New Jersey Supreme Court reinstates DUI breath test machine


Trenton, NJ

Note how the concern expressed was not whether 10,470 DUI defendants could have been convicted wrongfully, but that the challenge to the breath test "put millions in fine revenues at risk." Therein lies both the true motive and problem with the DWI/DUI industry.
The Supreme Court of New Jersey on Monday reinstated the use of breath tests in convictions for driving under the influence of alcohol (DUI). The court faced a challenge to the reliability of the Draeger Alcotest 7110 breathalyzer machine from twenty defendants who combined efforts to create a sophisticated attack on the device. A total of 10,470 DUI cases had been put on hold over the course of the three-year trial -- putting millions in fine revenue at risk. The court acted to uphold the convictions.

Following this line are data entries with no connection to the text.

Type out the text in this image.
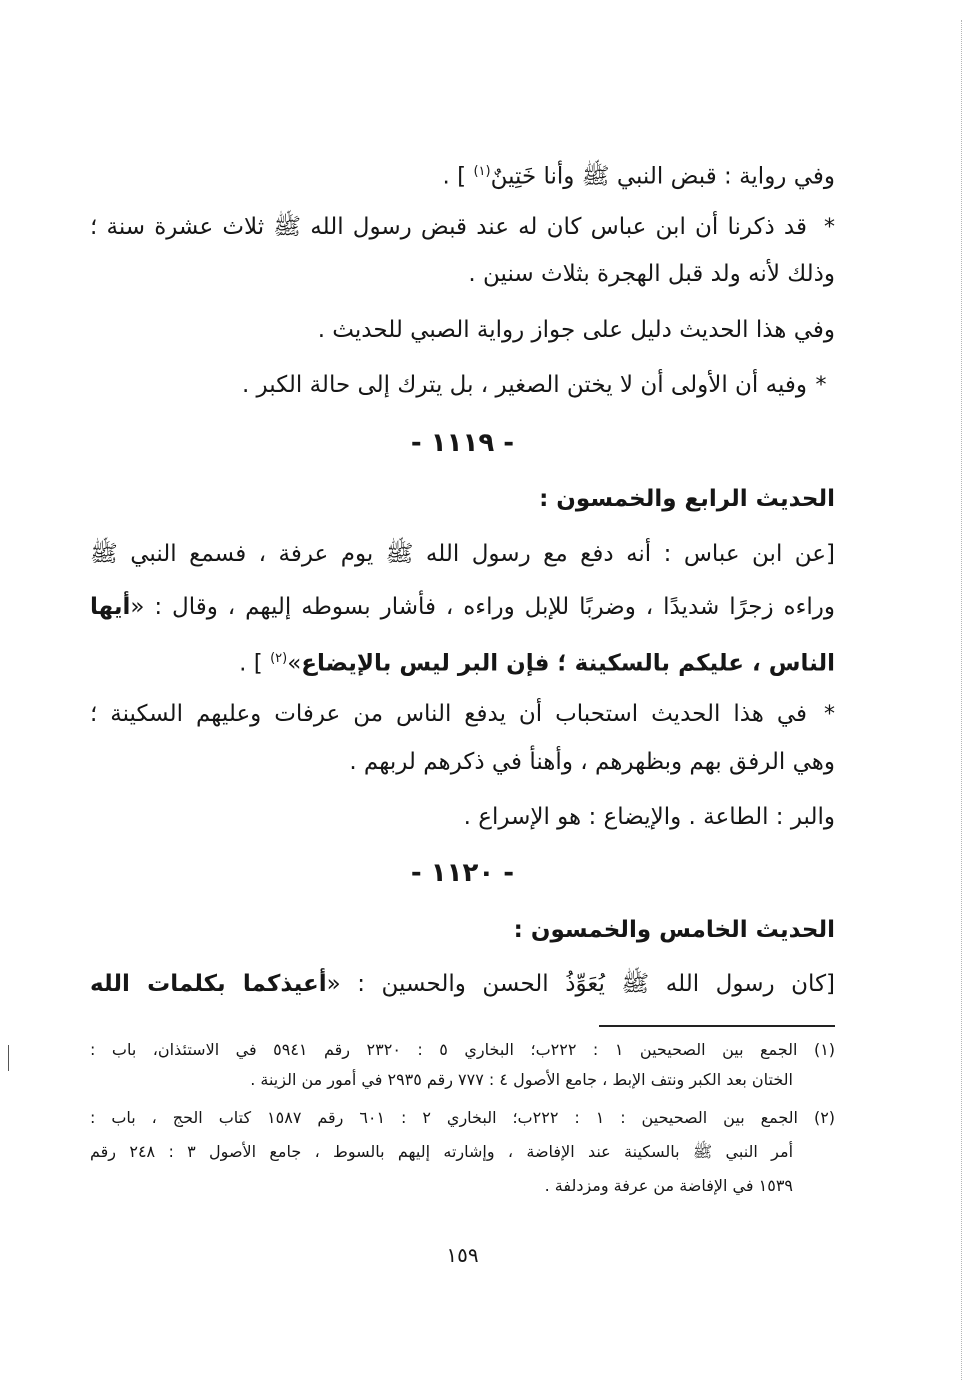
وفي رواية : قبض النبي ﷺ وأنا خَتِينٌ$^{(١)}$ ] .
*قد ذكرنا أن ابن عباس كان له عند قبض رسول الله ﷺ ثلاث عشرة سنة ؛
وذلك لأنه ولد قبل الهجرة بثلاث سنين .
وفي هذا الحديث دليل على جواز رواية الصبي للحديث .
*وفيه أن الأولى أن لا يختن الصغير ، بل يترك إلى حالة الكبر .
- ١١١٩ -
الحديث الرابع والخمسون :
[عن ابن عباس : أنه دفع مع رسول الله ﷺ يوم عرفة ، فسمع النبي ﷺ
وراءه زجرًا شديدًا ، وضربًا للإبل وراءه ، فأشار بسوطه إليهم ، وقال : «أيها
الناس ، عليكم بالسكينة ؛ فإن البر ليس بالإيضاع»$^{(٢)}$ ] .
*في هذا الحديث استحباب أن يدفع الناس من عرفات وعليهم السكينة ؛
وهي الرفق بهم وبظهرهم ، وأهنأ في ذكرهم لربهم .
والبر : الطاعة . والإيضاع : هو الإسراع .
- ١١٢٠ -
الحديث الخامس والخمسون :
[كان رسول الله ﷺ يُعَوِّذُ الحسن والحسين : «أعيذكما بكلمات الله
(١) الجمع بين الصحيحين ١ : ٢٢٢ب؛ البخاري ٥ : ٢٣٢٠ رقم ٥٩٤١ في الاستئذان، باب :
الختان بعد الكبر ونتف الإبط ، جامع الأصول ٤ : ٧٧٧ رقم ٢٩٣٥ في أمور من الزينة .
(٢) الجمع بين الصحيحين : ١ : ٢٢٢ب؛ البخاري ٢ : ٦٠١ رقم ١٥٨٧ كتاب الحج ، باب :
أمر النبي ﷺ بالسكينة عند الإفاضة ، وإشارته إليهم بالسوط ، جامع الأصول ٣ : ٢٤٨ رقم
١٥٣٩ في الإفاضة من عرفة ومزدلفة .
١٥٩
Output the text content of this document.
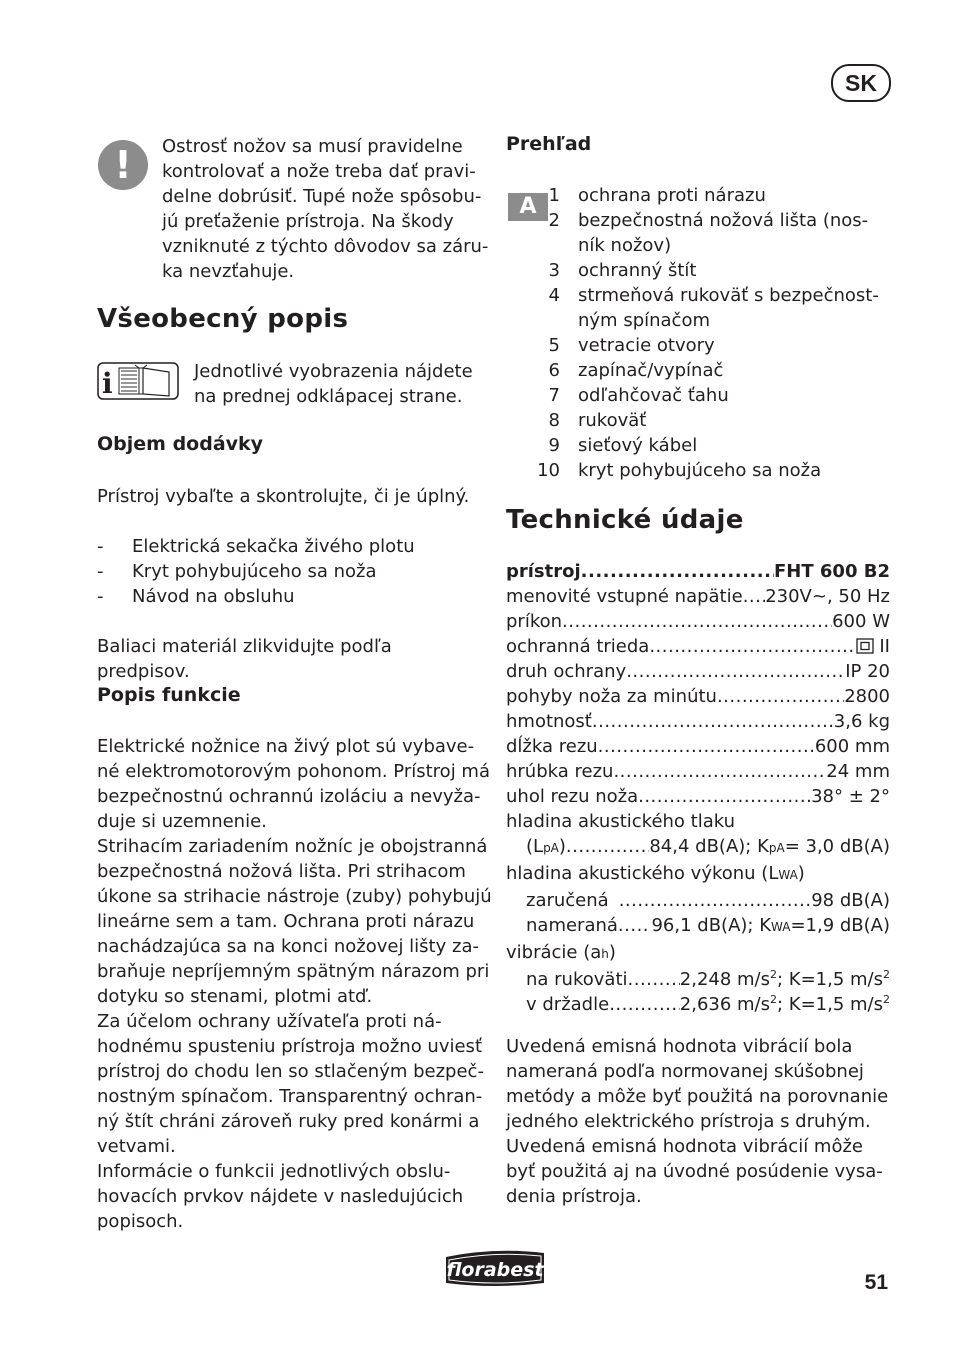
SK
!	Ostrosť nožov sa musí pravidelne
kontrolovať a nože treba dať pravi-
delne dobrúsiť. Tupé nože spôsobu-
jú preťaženie prístroja. Na škody
vzniknuté z týchto dôvodov sa záru-
ka nevzťahuje.
Všeobecný popis
i	Jednotlivé vyobrazenia nájdete
na prednej odklápacej strane.
Objem dodávky
Prístroj vybaľte a skontrolujte, či je úplný.
-	Elektrická sekačka živého plotu
-	Kryt pohybujúceho sa noža
-	Návod na obsluhu
Baliaci materiál zlikvidujte podľa predpisov.
Popis funkcie
Elektrické nožnice na živý plot sú vybave-
né elektromotorovým pohonom. Prístroj má
bezpečnostnú ochrannú izoláciu a nevyža-
duje si uzemnenie.
Strihacím zariadením nožníc je obojstranná
bezpečnostná nožová lišta. Pri strihacom
úkone sa strihacie nástroje (zuby) pohybujú
lineárne sem a tam. Ochrana proti nárazu
nachádzajúca sa na konci nožovej lišty za-
braňuje nepríjemným spätným nárazom pri
dotyku so stenami, plotmi atď.
Za účelom ochrany užívateľa proti ná-
hodnému spusteniu prístroja možno uviesť
prístroj do chodu len so stlačeným bezpeč-
nostným spínačom. Transparentný ochran-
ný štít chráni zároveň ruky pred konármi a
vetvami.
Informácie o funkcii jednotlivých obslu-
hovacích prvkov nájdete v nasledujúcich
popisoch.
Prehľad
A 1	ochrana proti nárazu
2	bezpečnostná nožová lišta (nos-
ník nožov)
3	ochranný štít
4	strmeňová rukoväť s bezpečnost-
ným spínačom
5	vetracie otvory
6	zapínač/vypínač
7	odľahčovač ťahu
8	rukoväť
9	sieťový kábel
10	kryt pohybujúceho sa noža
Technické údaje
prístroj .....	FHT 600 B2
menovité vstupné napätie ..... 230V~, 50 Hz
príkon .....	600 W
ochranná trieda .....	II
druh ochrany .....	IP 20
pohyby noža za minútu .....	2800
hmotnosť .....	3,6 kg
dĺžka rezu .....	600 mm
hrúbka rezu .....	24 mm
uhol rezu noža .....	38° ± 2°
hladina akustického tlaku
(LpA) .....	84,4 dB(A); KpA= 3,0 dB(A)
hladina akustického výkonu (LWA)
zaručená .....	98 dB(A)
nameraná ..... 96,1 dB(A); KWA=1,9 dB(A)
vibrácie (ah)
na rukoväti .....	2,248 $m/s^2$; K=1,5 $m/s^2$
v držadle .....	2,636 $m/s^2$; K=1,5 $m/s^2$
Uvedená emisná hodnota vibrácií bola
nameraná podľa normovanej skúšobnej
metódy a môže byť použitá na porovnanie
jedného elektrického prístroja s druhým.
Uvedená emisná hodnota vibrácií môže
byť použitá aj na úvodné posúdenie vysa-
denia prístroja.
florabest
51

"We conclude that the Alcotest... is generally scientifically reliable, but that certain modifications are required in order to permit its results to be admissible or to allow it to be utilized to prove a per se violation of the statute," the unanimous court wrote in brushing aside the accuracy concerns.

At issue is the fact that the Alcotest machine does not directly measure the blood alcohol content (BAC) of its subject. Instead, the device estimates BAC by performing mathematical calculations on breath readings. If the calculation is not made properly, an innocent motorist can be found automatically guilty of a serious crime.